Until you learn the downsides of this approach at hyper scale, namely that containers and a shared kernel mean that all of your workloads are sharing the same kernel parameters, including things like network limits and timeouts and file handle limits. Multitenancy and containers actually ends up working against you and creates new problems and knobs in your individual jobs that you have to configure -- to the point that it's almost worth just having different types of jobs run on different isolated node pools and eliminating your multitenancy issue anyway.

Companies that scaled on KVM never had to learn about these limitations and just focused on what their hardware was capable of in aggregate.

At hyper scale and with multitenancy, microVMs are always going to be the end state -- and while there's k8s support for this, it's far from the default or even most convenient option.

Network limits and timeouts aren't different between kubernetes hosts and non-Kubernetes hosts. Network resources are a real resource, and you may need to implement quality of service or custom resources (a new feature [1], and one that is late to the party).

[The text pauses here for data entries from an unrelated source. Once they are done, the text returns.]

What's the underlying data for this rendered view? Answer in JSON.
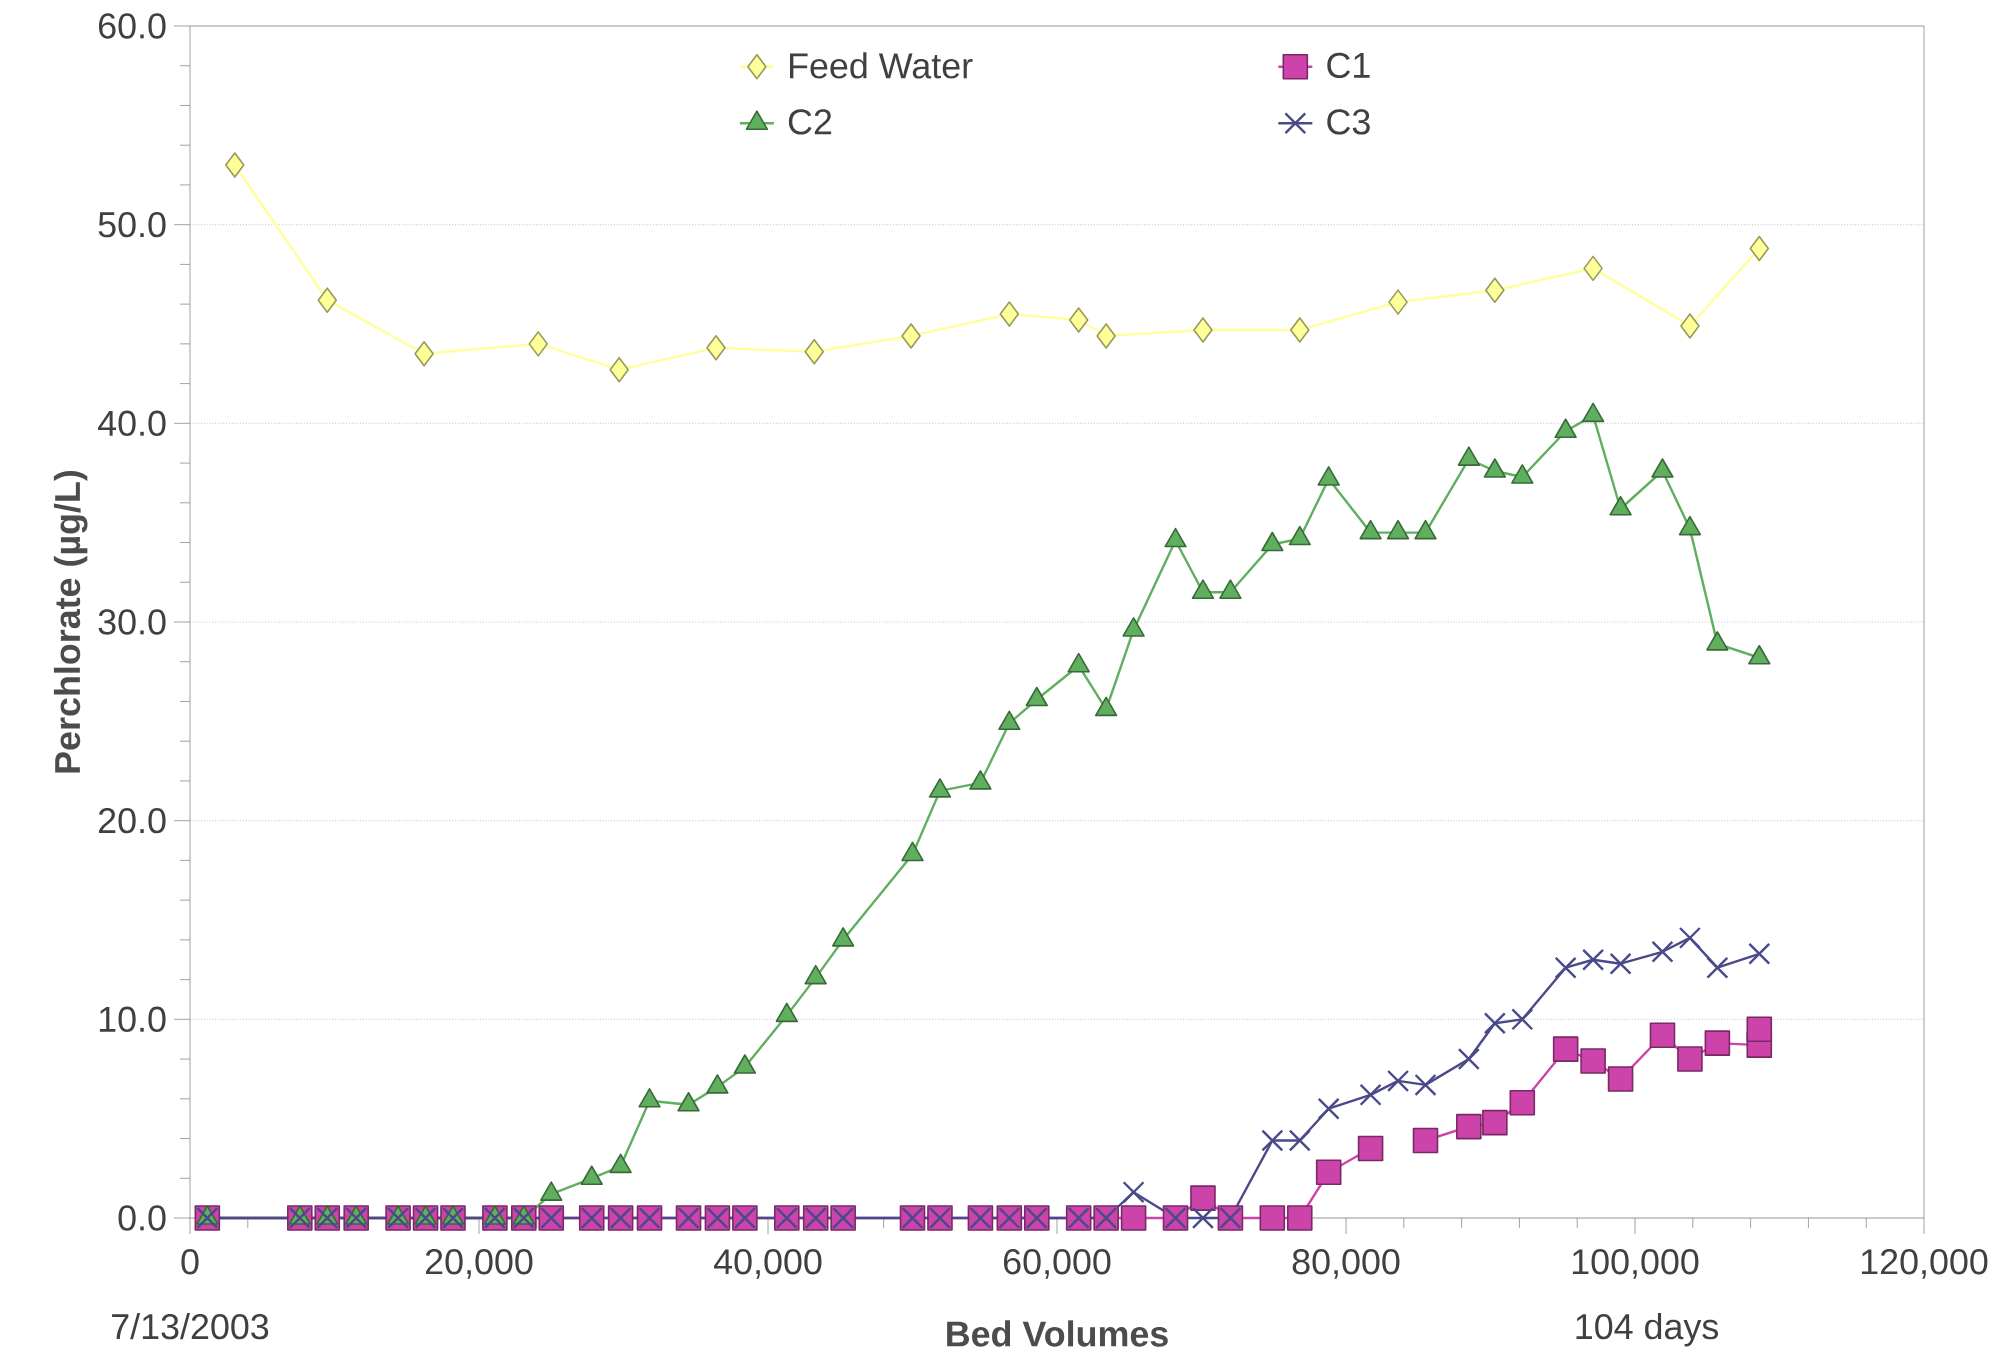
{
  "chart_data": {
    "type": "line",
    "xlabel": "Bed Volumes",
    "ylabel": "Perchlorate (µg/L)",
    "xlim": [
      0,
      120000
    ],
    "ylim": [
      0,
      60
    ],
    "xticks": [
      0,
      {
        "value": 20000,
        "label": "20,000"
      },
      {
        "value": 40000,
        "label": "40,000"
      },
      {
        "value": 60000,
        "label": "60,000"
      },
      {
        "value": 80000,
        "label": "80,000"
      },
      {
        "value": 100000,
        "label": "100,000"
      },
      {
        "value": 120000,
        "label": "120,000"
      }
    ],
    "yticks": [
      {
        "value": 0,
        "label": "0.0"
      },
      {
        "value": 10,
        "label": "10.0"
      },
      {
        "value": 20,
        "label": "20.0"
      },
      {
        "value": 30,
        "label": "30.0"
      },
      {
        "value": 40,
        "label": "40.0"
      },
      {
        "value": 50,
        "label": "50.0"
      },
      {
        "value": 60,
        "label": "60.0"
      }
    ],
    "grid": "y",
    "legend": "top",
    "annotations": [
      "7/13/2003",
      "104 days"
    ],
    "series": [
      {
        "name": "Feed Water",
        "color": "#ffff99",
        "marker": "diamond",
        "x": [
          3100,
          9500,
          16200,
          24100,
          29700,
          36400,
          43200,
          49900,
          56700,
          61500,
          63400,
          70100,
          76800,
          83600,
          90300,
          97100,
          103800,
          108600
        ],
        "values": [
          53.0,
          46.2,
          43.5,
          44.0,
          42.7,
          43.8,
          43.6,
          44.4,
          45.5,
          45.2,
          44.4,
          44.7,
          44.7,
          46.1,
          46.7,
          47.8,
          44.9,
          48.8
        ]
      },
      {
        "name": "C1",
        "color": "#cc44aa",
        "marker": "square",
        "x": [
          1200,
          7600,
          9500,
          11500,
          14400,
          16300,
          18200,
          21100,
          23100,
          25000,
          27800,
          29800,
          31800,
          34500,
          36500,
          38400,
          41300,
          43300,
          45200,
          50000,
          51900,
          54700,
          56700,
          58600,
          61500,
          63400,
          65300,
          68200,
          70100,
          72000,
          74900,
          76800,
          78800,
          81700,
          83600,
          85500,
          88500,
          90300,
          92200,
          95200,
          97100,
          99000,
          101900,
          103800,
          105700,
          108600,
          108600
        ],
        "values": [
          0,
          0,
          0,
          0,
          0,
          0,
          0,
          0,
          0,
          0,
          0,
          0,
          0,
          0,
          0,
          0,
          0,
          0,
          0,
          0,
          0,
          0,
          0,
          0,
          0,
          0,
          0,
          0,
          1.0,
          0,
          0,
          0,
          2.3,
          3.5,
          null,
          3.9,
          4.6,
          4.8,
          5.8,
          8.5,
          7.9,
          7.0,
          9.2,
          8.0,
          8.8,
          8.7,
          9.5
        ]
      },
      {
        "name": "C2",
        "color": "#5faf5f",
        "marker": "triangle",
        "x": [
          1200,
          7600,
          9500,
          11500,
          14400,
          16300,
          18200,
          21100,
          23100,
          25000,
          27800,
          29800,
          31800,
          34500,
          36500,
          38400,
          41300,
          43300,
          45200,
          50000,
          51900,
          54700,
          56700,
          58600,
          61500,
          63400,
          65300,
          68200,
          70100,
          72000,
          74900,
          76800,
          78800,
          81700,
          83600,
          85500,
          88500,
          90300,
          92200,
          95200,
          97100,
          99000,
          101900,
          103800,
          105700,
          108600
        ],
        "values": [
          0,
          0,
          0,
          0,
          0,
          0,
          0,
          0,
          0,
          1.2,
          2.0,
          2.6,
          5.9,
          5.7,
          6.6,
          7.6,
          10.2,
          12.1,
          14.0,
          18.3,
          21.5,
          21.9,
          24.9,
          26.1,
          27.8,
          25.6,
          29.6,
          34.1,
          31.5,
          31.5,
          33.9,
          34.2,
          37.2,
          34.5,
          34.5,
          34.5,
          38.2,
          37.6,
          37.3,
          39.6,
          40.4,
          35.7,
          37.6,
          34.7,
          28.9,
          28.2
        ]
      },
      {
        "name": "C3",
        "color": "#4a4a8a",
        "marker": "cross",
        "x": [
          1200,
          7600,
          9500,
          11500,
          14400,
          16300,
          18200,
          21100,
          23100,
          25000,
          27800,
          29800,
          31800,
          34500,
          36500,
          38400,
          41300,
          43300,
          45200,
          50000,
          51900,
          54700,
          56700,
          58600,
          61500,
          63400,
          65300,
          68200,
          70100,
          72000,
          74900,
          76800,
          78800,
          81700,
          83600,
          85500,
          88500,
          90300,
          92200,
          95200,
          97100,
          99000,
          101900,
          103800,
          105700,
          108600
        ],
        "values": [
          0,
          0,
          0,
          0,
          0,
          0,
          0,
          0,
          0,
          0,
          0,
          0,
          0,
          0,
          0,
          0,
          0,
          0,
          0,
          0,
          0,
          0,
          0,
          0,
          0,
          0,
          1.3,
          0,
          0,
          0,
          3.9,
          3.9,
          5.5,
          6.2,
          6.9,
          6.7,
          8.0,
          9.8,
          10.0,
          12.6,
          13.0,
          12.8,
          13.4,
          14.1,
          12.6,
          13.3
        ]
      }
    ]
  }
}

File handle limits are something no sane workload ever encounters. They are technically a shared resource, but in a sensible kubernetes configuration, it is impossible to hit because the ulimits on each process are low enough. A very small number of teams may need an exception, with good reason, and will typically be cordoned on to their own node classes that are specially tainted.

Yes, fleet Management via taints offers nothing over the fleet Management that you've already got. This is a good thing. Fleet Management tools are a damage to your reliability. They mean that your machines are non-fungible. Kubernetes great innovation is making machines, units of compute, fungible.

There are workloads and architectures that will never be suitable for kubernetes. There are HPC Clusters that heavily rely on things like rack-locality that Kubernetes views as damage. Getting rid of them is a net win for humanity.

[1] https://kubernetes.io/docs/concepts/configuration/manage-res...

  • > File handle limits are something no sane workload ever encounters.

    I guess databases are not a sane resource? I've seen file handle limits hit with databases more than once in my life, and that isn't specific to k8s.

At hyper scale you don't need to worry about sharing as much because the important services are far bigger than one machine. That sidesteps the problem: you can apply whatever sysctls or configs you need to do before starting the container.

"Multitenancy" here means "I have a giant pool of machines and I run a bunch of jobs across them" not "I have a pool of giant machines and I stack jobs on them".